F1 score:  0.04444444444444444


---

**As always, sklearn has its ways of making our lives much easier. It has built in functions for many of these metrics!**

In [15]:
from sklearn.metrics import accuracy_score
from sklearn.metrics import balanced_accuracy_score
from sklearn.metrics import f1_score
from sklearn.metrics import precision_score
from sklearn.metrics import recall_score

In [16]:
acc = accuracy_score(y_test, y_pred)

balanced_acc = balanced_accuracy_score(y_test, y_pred)

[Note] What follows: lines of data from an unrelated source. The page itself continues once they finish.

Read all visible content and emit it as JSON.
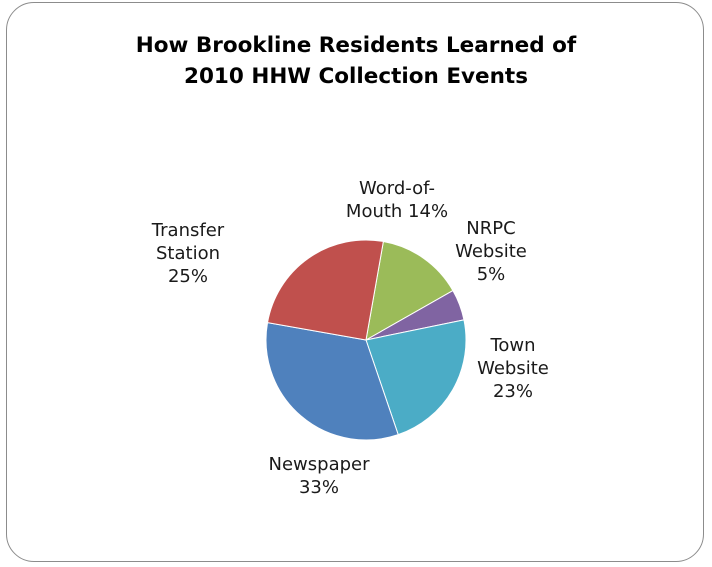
{
  "chart_data": {
    "type": "pie",
    "title": [
      "How Brookline Residents Learned of",
      "2010 HHW Collection Events"
    ],
    "slices": [
      {
        "category": "Word-of-Mouth",
        "value": 14,
        "label_lines": [
          "Word-of-",
          "Mouth 14%"
        ],
        "color": "#9BBB59"
      },
      {
        "category": "NRPC Website",
        "value": 5,
        "label_lines": [
          "NRPC",
          "Website",
          "5%"
        ],
        "color": "#8064A2"
      },
      {
        "category": "Town Website",
        "value": 23,
        "label_lines": [
          "Town",
          "Website",
          "23%"
        ],
        "color": "#4BACC6"
      },
      {
        "category": "Newspaper",
        "value": 33,
        "label_lines": [
          "Newspaper",
          "33%"
        ],
        "color": "#4F81BD"
      },
      {
        "category": "Transfer Station",
        "value": 25,
        "label_lines": [
          "Transfer",
          "Station",
          "25%"
        ],
        "color": "#C0504D"
      }
    ],
    "start_angle_deg": 80,
    "direction": "clockwise",
    "legend": "none"
  }
}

f1_score = f1_score(y_test, y_pred)

prec = precision_score(y_test, y_pred)

rec = recall_score(y_test, y_pred)

In [18]:
f1_score

0.04444444444444444

---

## 3. AUC - ROC Curve

![](https://miro.medium.com/v2/resize:fit:494/1*EPmzi0GCgdLstsJb6Q8e-w.png)



**ROC Curve**:

- Receiver Operating Characteristics. 
- Graphical representation of how well our classification model classifies! It is a plot of the true positive rate (TPR) against the false positive rate (FPR) at different classification thresholds.
- Can help us to identify the optimal classification threshold for the problem at hand
- A good model will have a high TPR and a low FPR, indicating that it is accurately predicting positive instances while minimising false positives

![](https://dorianbrown.dev/assets/images/logreg/prob_threshold.png)

**AUC**:

- Area Under the Curve
- Represents the area under the ROC curve. It measures the overall performance of the binary classification model. The area will always lie between 0 and 1.
- Greater value of AUC = better model performance. 
- An AUC value of 0.5 means the classifier is doing no better than random chance classification

![](https://www.datasciencecentral.com/wp-content/uploads/2021/10/1341805045.jpg)

In [19]:
# Let's find the AUC

from sklearn.metrics import roc_auc_score

roc_auc_score(y_test, lr.predict_proba(X_test)[:, 1])

0.6819159690002851

---

## 4. Classification Report

A table that provides a summary of the performance of our classification model, for each class in the target variable! This is useful for interpreting the performance of our model. In general, a model with high precision, recall and F1-score is considered to be accurate and reliable (but - this does depend on the specific context of your problem at hand, depending on the consequences of FNs and FPs).

In [20]:
from sklearn.metrics import classification_report

print(classification_report(y_test, y_pred, target_names = ['No Stroke', 'Stroke']))

              precision    recall  f1-score   support

   No Stroke       0.96      1.00      0.98       941
      Stroke       0.25      0.02      0.04        41

    accuracy                           0.96       982
   macro avg       0.60      0.51      0.51       982
weighted avg       0.93      0.96      0.94       982



---

# Let's check our understanding!

1. We are checking whether a dataset of credit card transactions are 'fraud' or 'not fraud'. What would a False Negative be in this situation? *Hint: start by thinking about which is 'positive' and which is 'negative'* 

2. Given the following, calculate the **recall**

- TP = 73
- FP = 4
- FN = 11
- TN = 39


$ Recall = \frac{TP}{TP + FN} $

3. True/False: An F1 score of 0 indicates a really well-performing model

4. What two metrics are on the axes of an ROC curve?